Ich bin Ende des Monats oben...werde berichten!

TL Silver


----------



## silver68 (18. Oktober 2018)

dat läuft ja wieder hier
Um Gottes Willen...is ja Schonzeit...da traut sich wieder keiner...obwohl genug unterwegs sind...aber is ja verpöhnt...könnte ja geläster geben...


----------



## Mefo-Schneider (19. Oktober 2018)

Tja entweder ist dein tread untermassig, oder alle sind hinter dem Silber her? 

Petri Heil


----------



## silver68 (20. Oktober 2018)

Mefo-Schneider schrieb:


> Tja entweder ist dein tread untermassig, oder alle sind hinter dem Silber her?
> 
> Petri Heil


Tja, sind wohl alle an der Front

Viel Petri für alle


----------



## Dennis76 (29. Oktober 2018)

Morgen geht es wieder auf die Insel Mal schauen ob sich der eine oder andere Silberbarren heben lässt.


----------



## silver68 (30. Oktober 2018)

Dennis76 schrieb:


> Morgen geht es wieder auf die Insel Mal schauen ob sich der eine oder andere Silberbarren heben lässt.


Und wie war der erste Tag?


----------



## silver68 (31. Oktober 2018)

Heute Katharinenhof und Marienleuchte
...geschneidert


----------



## zulu1024 (31. Oktober 2018)

Du warst auf der falschen seite... Ich hatte heute eine ü65er und eine ü55 aus der braunen Brandung. Genau gemessen habe ich nicht, da sie gefärbt waren und gleich wieder weiter ziehen durften. Die Färbung war noch nicht sonderlich ausgeprägt. Dieses Frühjahr sind sie auch ziemlich spät abgestiegen, durch den Kälteeinbruch vor Ostern... Jedenfalls habe ich die Jahre davor zum Vergleich schon stark gefärbtere Fische anfang September gefangen. Also alles bisschen spät dieses Jahr. 

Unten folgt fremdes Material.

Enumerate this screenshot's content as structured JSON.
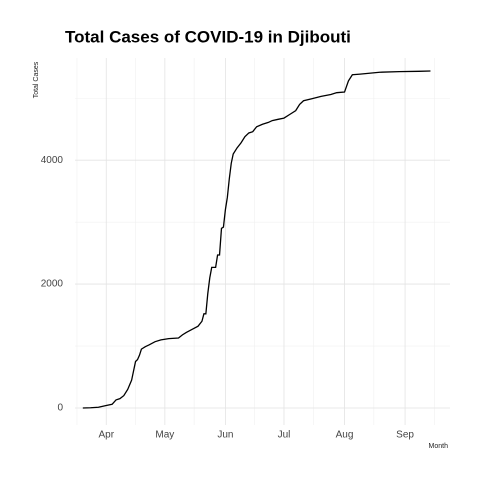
{
  "chart_data": {
    "type": "line",
    "title": "Total Cases of COVID-19 in Djibouti",
    "xlabel": "Month",
    "ylabel": "Total Cases",
    "x": [
      -12,
      -8,
      -4,
      0,
      3,
      5,
      7,
      9,
      11,
      13,
      14,
      15,
      16,
      17,
      18,
      20,
      22,
      25,
      28,
      32,
      37,
      39,
      41,
      44,
      47,
      49,
      50,
      51,
      52,
      53,
      54,
      56,
      57,
      58,
      59,
      60,
      61,
      62,
      63,
      64,
      65,
      67,
      69,
      71,
      73,
      75,
      77,
      80,
      83,
      85,
      88,
      91,
      94,
      97,
      99,
      101,
      105,
      110,
      115,
      118,
      122,
      124,
      126,
      130,
      140,
      150,
      160,
      166
    ],
    "series": [
      {
        "name": "Total Cases",
        "color": "#000000",
        "values": [
          0,
          3,
          12,
          40,
          60,
          130,
          150,
          200,
          300,
          450,
          600,
          750,
          780,
          850,
          950,
          990,
          1020,
          1070,
          1100,
          1120,
          1130,
          1180,
          1220,
          1270,
          1320,
          1400,
          1520,
          1520,
          1850,
          2100,
          2270,
          2270,
          2470,
          2470,
          2900,
          2920,
          3200,
          3400,
          3700,
          3950,
          4100,
          4200,
          4280,
          4380,
          4440,
          4460,
          4540,
          4580,
          4610,
          4640,
          4660,
          4680,
          4740,
          4800,
          4900,
          4960,
          4990,
          5030,
          5060,
          5090,
          5100,
          5280,
          5380,
          5390,
          5420,
          5430,
          5435,
          5440
        ]
      }
    ],
    "xlim": [
      -16,
      176
    ],
    "xticks": [
      {
        "value": 0,
        "label": "Apr"
      },
      {
        "value": 30,
        "label": "May"
      },
      {
        "value": 61,
        "label": "Jun"
      },
      {
        "value": 91,
        "label": "Jul"
      },
      {
        "value": 122,
        "label": "Aug"
      },
      {
        "value": 153,
        "label": "Sep"
      }
    ],
    "x_minor_ticks": [
      -15,
      15,
      45,
      76,
      106,
      137,
      168
    ],
    "ylim": [
      -275,
      5650
    ],
    "yticks": [
      0,
      2000,
      4000
    ],
    "y_minor_ticks": [
      1000,
      3000,
      5000
    ],
    "grid": true
  }
}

Was mir aber am meisten sorgen bereitet: Wo sollen die Fische aufsteigen? So gut wie alle Flüsse sind trocken! Ich habe vor ein paar Tagen auf otto gneist Seite einen alarmierenden Bericht gelesen. Auf Bornholm sind so gut wie alle Flüsse ohne Wasser. Heute war ich kurz in Weißenhaus ran und auch dort beim üblichen Einfluss gleich am Parkplatz das gleiche Bild. Gar nichts läuft da mehr!


----------



## silver68 (31. Oktober 2018)

Wallnau


zulu1024 schrieb:


> Du warst auf der falschen seite... Ich hatte heute eine ü65er und eine ü55 aus der braunen Brandung. Genau gemessen habe ich nicht, da sie gefärbt waren und gleich wieder weiter ziehen durften. Die Färbung war noch nicht sonderlich ausgeprägt. Dieses Frühjahr sind sie auch ziemlich spät abgestiegen, durch den Kälteeinbruch vor Ostern... Jedenfalls habe ich die Jahre davor zum Vergleich schon stark gefärbtere Fische anfang September gefangen. Also alles bisschen spät dieses Jahr.
> 
> Was mir aber am meisten sorgen bereitet: Wo sollen die Fische aufsteigen? So gut wie alle Flüsse sind trocken! Ich habe vor ein paar Tagen auf otto gneist Seite einen alarmierenden Bericht gelesen. Auf Bornholm sind so gut wie alle Flüsse ohne Wasser. Heute war ich kurz in Weißenhaus ran und auch dort beim üblichen Einfluss gleich am Parkplatz das gleiche Bild. Gar nichts läuft da mehr!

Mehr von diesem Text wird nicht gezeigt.